Ketimbang kau harus memaksakan diri.
Untuk tetap peduli dengan kami semua.
Yang masih berada di daratan.
Sama seperti memaafkan.
Melupakan dan mencoba lagi.
Selamattinggal hanyalah sebuah kata lain.
Tulisan di atas saya olah dari berbagai sumber plus hasil pemikiran sendiri, tidak ada maksud untuk menyajikannya seperti puisi, karena saya bukan seorang pemuisi dan batin saya tergerakkan untuk memberikan tanggapan atas puisi mbak Fatmi di atas, sekaligus juga untuk artikel rekanda Kompasianer lain yang merasakan hal yang sama, saya juga ikut merasakannya.

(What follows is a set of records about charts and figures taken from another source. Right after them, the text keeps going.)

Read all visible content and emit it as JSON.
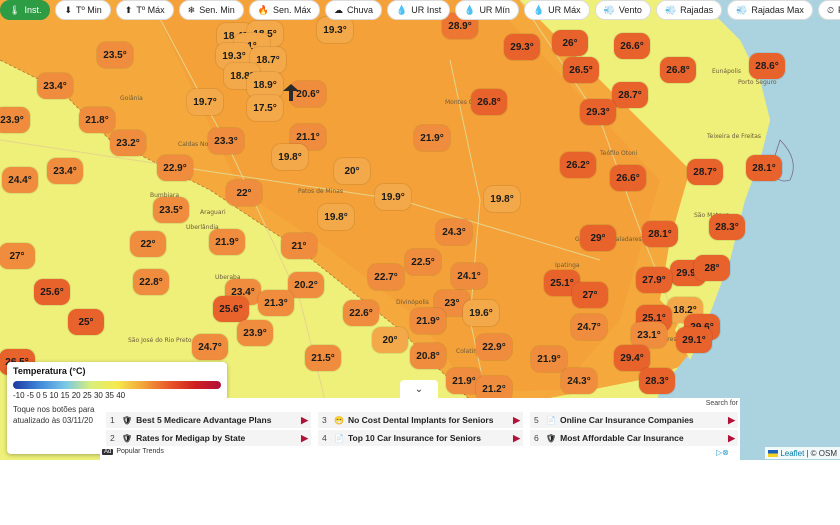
{
  "toolbar": [
    {
      "icon": "thermometer-icon",
      "glyph": "🌡",
      "label": "Inst.",
      "active": true
    },
    {
      "icon": "arrow-down-icon",
      "glyph": "⬇",
      "label": "Tº Min"
    },
    {
      "icon": "arrow-up-icon",
      "glyph": "⬆",
      "label": "Tº Máx"
    },
    {
      "icon": "snowflake-icon",
      "glyph": "❄",
      "label": "Sen. Min"
    },
    {
      "icon": "fire-icon",
      "glyph": "🔥",
      "label": "Sen. Máx"
    },
    {
      "icon": "cloud-rain-icon",
      "glyph": "☁",
      "label": "Chuva"
    },
    {
      "icon": "droplet-icon",
      "glyph": "💧",
      "label": "UR Inst"
    },
    {
      "icon": "droplet-icon",
      "glyph": "💧",
      "label": "UR Mín"
    },
    {
      "icon": "droplet-icon",
      "glyph": "💧",
      "label": "UR Máx"
    },
    {
      "icon": "wind-icon",
      "glyph": "💨",
      "label": "Vento"
    },
    {
      "icon": "wind-gust-icon",
      "glyph": "💨",
      "label": "Rajadas"
    },
    {
      "icon": "wind-gust-icon",
      "glyph": "💨",
      "label": "Rajadas Max"
    },
    {
      "icon": "gauge-icon",
      "glyph": "⏲",
      "label": "Pressão"
    }
  ],
  "markers": [
    {
      "t": "28.9°",
      "c": "orange"
    },
    {
      "t": "19.3°",
      "c": "mild"
    },
    {
      "t": "18.4°",
      "c": "mild"
    },
    {
      "t": "18.5°",
      "c": "mild"
    },
    {
      "t": "1°",
      "c": "mild"
    },
    {
      "t": "19.3°",
      "c": "mild"
    },
    {
      "t": "18.7°",
      "c": "mild"
    },
    {
      "t": "18.8°",
      "c": "mild"
    },
    {
      "t": "18.9°",
      "c": "mild"
    },
    {
      "t": "17.5°",
      "c": "mild"
    },
    {
      "t": "23.5°",
      "c": "warm"
    },
    {
      "t": "23.4°",
      "c": "warm"
    },
    {
      "t": "23.9°",
      "c": "warm"
    },
    {
      "t": "21.8°",
      "c": "warm"
    },
    {
      "t": "19.7°",
      "c": "mild"
    },
    {
      "t": "20.6°",
      "c": "warm"
    },
    {
      "t": "23.2°",
      "c": "warm"
    },
    {
      "t": "23.3°",
      "c": "warm"
    },
    {
      "t": "21.1°",
      "c": "warm"
    },
    {
      "t": "19.8°",
      "c": "mild"
    },
    {
      "t": "24.4°",
      "c": "warm"
    },
    {
      "t": "23.4°",
      "c": "warm"
    },
    {
      "t": "22.9°",
      "c": "warm"
    },
    {
      "t": "20°",
      "c": "mild"
    },
    {
      "t": "21.9°",
      "c": "warm"
    },
    {
      "t": "29.3°",
      "c": "hot"
    },
    {
      "t": "26°",
      "c": "hot"
    },
    {
      "t": "26.6°",
      "c": "hot"
    },
    {
      "t": "26.5°",
      "c": "hot"
    },
    {
      "t": "26.8°",
      "c": "hot"
    },
    {
      "t": "28.6°",
      "c": "hot"
    },
    {
      "t": "28.7°",
      "c": "hot"
    },
    {
      "t": "26.8°",
      "c": "hot"
    },
    {
      "t": "29.3°",
      "c": "hot"
    },
    {
      "t": "26.2°",
      "c": "hot"
    },
    {
      "t": "26.6°",
      "c": "hot"
    },
    {
      "t": "28.7°",
      "c": "hot"
    },
    {
      "t": "28.1°",
      "c": "hot"
    },
    {
      "t": "23.5°",
      "c": "warm"
    },
    {
      "t": "22°",
      "c": "warm"
    },
    {
      "t": "19.8°",
      "c": "mild"
    },
    {
      "t": "19.9°",
      "c": "mild"
    },
    {
      "t": "19.8°",
      "c": "mild"
    },
    {
      "t": "24.3°",
      "c": "warm"
    },
    {
      "t": "28.1°",
      "c": "hot"
    },
    {
      "t": "28.3°",
      "c": "hot"
    },
    {
      "t": "27°",
      "c": "warm"
    },
    {
      "t": "22°",
      "c": "warm"
    },
    {
      "t": "21.9°",
      "c": "warm"
    },
    {
      "t": "21°",
      "c": "warm"
    },
    {
      "t": "29°",
      "c": "hot"
    },
    {
      "t": "22.5°",
      "c": "warm"
    },
    {
      "t": "22.7°",
      "c": "warm"
    },
    {
      "t": "24.1°",
      "c": "warm"
    },
    {
      "t": "29.9°",
      "c": "hot"
    },
    {
      "t": "28°",
      "c": "hot"
    },
    {
      "t": "27.9°",
      "c": "hot"
    },
    {
      "t": "22.8°",
      "c": "warm"
    },
    {
      "t": "25.6°",
      "c": "hot"
    },
    {
      "t": "23.4°",
      "c": "warm"
    },
    {
      "t": "20.2°",
      "c": "warm"
    },
    {
      "t": "21.3°",
      "c": "warm"
    },
    {
      "t": "25.1°",
      "c": "hot"
    },
    {
      "t": "27°",
      "c": "hot"
    },
    {
      "t": "25°",
      "c": "hot"
    },
    {
      "t": "25.6°",
      "c": "hot"
    },
    {
      "t": "22.6°",
      "c": "warm"
    },
    {
      "t": "23°",
      "c": "warm"
    },
    {
      "t": "19.6°",
      "c": "mild"
    },
    {
      "t": "21.9°",
      "c": "warm"
    },
    {
      "t": "18.2°",
      "c": "mild"
    },
    {
      "t": "29.6°",
      "c": "hot"
    },
    {
      "t": "25.1°",
      "c": "hot"
    },
    {
      "t": "23.9°",
      "c": "warm"
    },
    {
      "t": "24.7°",
      "c": "warm"
    },
    {
      "t": "23.1°",
      "c": "warm"
    },
    {
      "t": "29.1°",
      "c": "hot"
    },
    {
      "t": "24.7°",
      "c": "warm"
    },
    {
      "t": "20°",
      "c": "mild"
    },
    {
      "t": "22.9°",
      "c": "warm"
    },
    {
      "t": "20.8°",
      "c": "warm"
    },
    {
      "t": "21.5°",
      "c": "warm"
    },
    {
      "t": "21.9°",
      "c": "warm"
    },
    {
      "t": "29.4°",
      "c": "hot"
    },
    {
      "t": "24.3°",
      "c": "warm"
    },
    {
      "t": "28.3°",
      "c": "hot"
    },
    {
      "t": "21.9°",
      "c": "warm"
    },
    {
      "t": "21.2°",
      "c": "warm"
    },
    {
      "t": "26.5°",
      "c": "hot"
    }
  ],
  "cities": [
    "Goiânia",
    "Montes Claros",
    "Teófilo Otoni",
    "Eunápolis",
    "Porto Seguro",
    "Teixeira de Freitas",
    "São Mateus",
    "Uberlândia",
    "Araguari",
    "Patos de Minas",
    "Uberaba",
    "São José do Rio Preto",
    "Divinópolis",
    "Governador Valadares",
    "Ipatinga",
    "Colatina",
    "Linhares",
    "Vitória",
    "Caldas Novas",
    "Bumbiara",
    "Barbacena"
  ],
  "legend": {
    "title": "Temperatura (°C)",
    "ticks": "-10 -5 0 5 10 15 20 25 30 35 40",
    "note1": "Toque nos botões para",
    "note2": "atualizado às 03/11/20"
  },
  "ads": {
    "search": "Search for",
    "items": [
      {
        "n": "1",
        "icon": "shield-icon",
        "label": "Best 5 Medicare Advantage Plans"
      },
      {
        "n": "2",
        "icon": "shield-icon",
        "label": "Rates for Medigap by State"
      },
      {
        "n": "3",
        "icon": "smile-icon",
        "label": "No Cost Dental Implants for Seniors"
      },
      {
        "n": "4",
        "icon": "document-icon",
        "label": "Top 10 Car Insurance for Seniors"
      },
      {
        "n": "5",
        "icon": "document-icon",
        "label": "Online Car Insurance Companies"
      },
      {
        "n": "6",
        "icon": "shield-icon",
        "label": "Most Affordable Car Insurance"
      }
    ],
    "badge": "Ad",
    "source": "Popular Trends"
  },
  "attribution": {
    "leaflet": "Leaflet",
    "osm": "| © OSM"
  }
}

Untuk rekanda yang masih memilih untuk bertahan dengan segala macam pilihan dan alasan yang masih tersisa, marilah terus mengolah rasa menjadi karya dan manfaat, sampai kapal kita masing-masing datang untuk menjemput kita.

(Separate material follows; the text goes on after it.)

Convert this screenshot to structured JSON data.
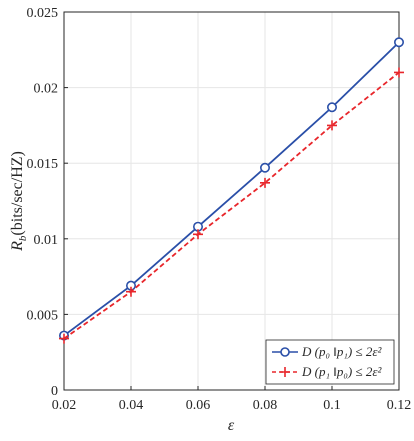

Karya-karya kita masih bisa digunakan sebagai bahan untuk mengedukasi banyak orang, bahkan menyemangati mereka untuk memilih menjadi Kompasianer juga, sambil kita semua terus berbenah diri untuk menyajikan karya-karya yang semakin berkualitas, karena sebaik-baik manusia adalah yang mendatangkan manfaat bagi banyak orang. Pasang surut dalam kehidupan adalah hal yang biasa, bertahanlah terus sampai ambang batas ketahanan itu kita capai. Tidak ada kok orang yang menyalahkan kita, tapi mereka akan dirundung kerinduan yang tiada tara, sampai mereka sendiri juga mengambil giliran untuk memilih jalan yang kita pilih.
Harimau mati meninggalkan belang, gajah mati meninggalkan gading, dan manusia mati meninggalkan nama, yang teridentifikasi dalam legacy berupa karyanya. Semoga.